Review Summary: The most traditional Liars album so far, but still worth a listen.1 of 1 thought this review was well written
Ah, Liars. A band that absolutely refuses to play by anyone's rules but their own. With each subsequent release, they've shown the world just how little they care for the expectations of others, changing their sound so frequently you'd think that each member had ADD. So how could a little ol' dance-punk record stand up to tribal freakouts, feedback collages, and step-by-step descriptions of corpse disposals?
Pretty damn well, actually.
They Threw Us All In a Trench And Stuck a Monument On Top
may be the most mainstream-friendly album they've done thus far, but that certainly doesn't mean that it isn't worth a listen. Liars have immense talent as songwriters, and this talent is heavily flaunted here. Songs like "Mr You're On Fire Mr" and "We Live NE Of Compton" are incredibly danceable and catchy thanks to some of the funkiest bass lines they've ever written. That old punk attitude is put to good use with simple drum beats and pugnacious riffs just as suited to disco dancing as they are to punching someone in the face. Of course, they aren't one-trick ponies, which songs like "Loose Nuts On The Veladrome" and "The Garden Was Crowded and Outside" clearly demonstrate. With their heavy riffs and atonal shouts, these songs showcase Liars' talent for writing headbanger anthems while retaining their own dirty twist. Where lyrics are concerned, they're no poetic geniuses - but who would want deep, meaningful imagery or scathing political commentary on a dance-punk record? They keep it simple and fun (Mr., you're on fire, Mr.! No, sir, I'm okay!).
However, They Threw Us All
is not without its issues. The production feels shoddy and rushed at times, and occasionally detracts from what could have been absolutely fantastic songs. "Tumbling Walls Buried Me In Debris With The ESG" features a headache-inducing squeal in the background and (gasp!) a boring, unoriginal bass line.
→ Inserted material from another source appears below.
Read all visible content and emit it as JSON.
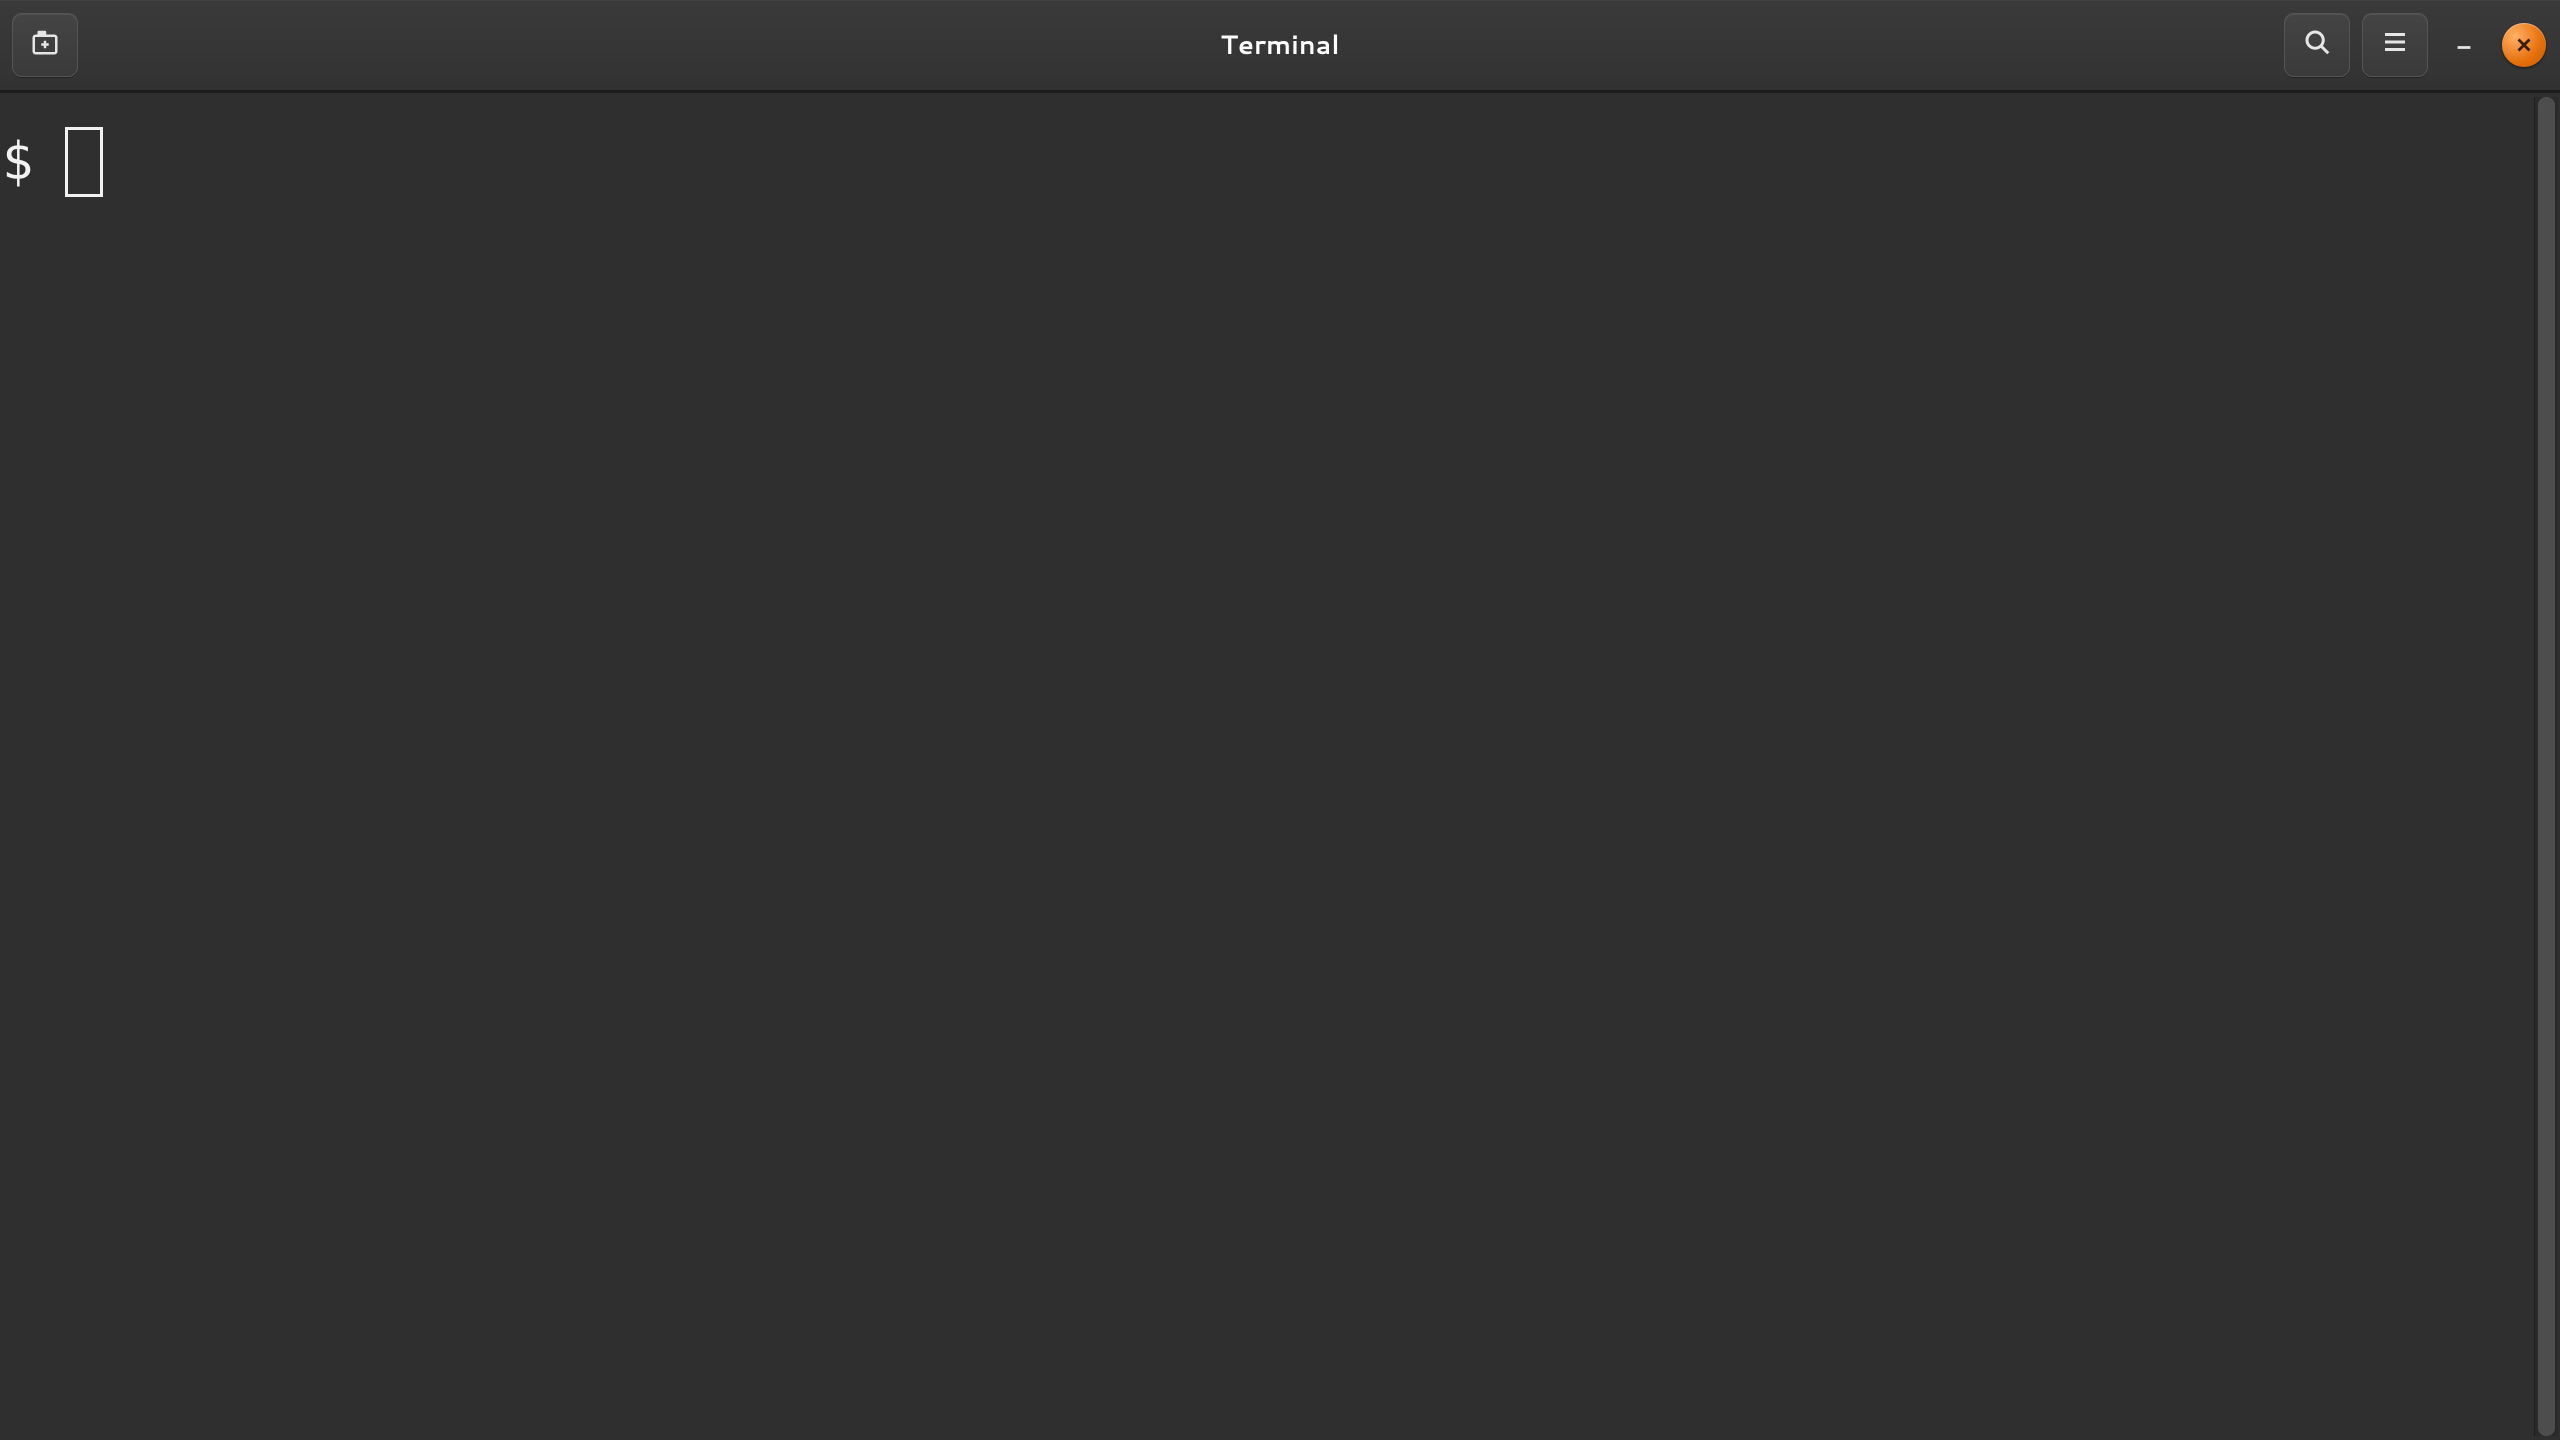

And for some unknowable reason, the last 22 minutes of "This Dust Makes That Mud" are the same 4 seconds of music looped over and over and over again. Filler? Artistic statement? Or are they just screwing with us? One guess is as good as another.
Despite its differences from Liars' later work, They Threw Us All In a Trench And Stuck a Monument On Top is a supremely fun record and an interesting artifact from the band's past. Though future releases saw Liars "grow up" and shed their vernal energy for a textural, less accessible sound, the verve of this album can still be heard.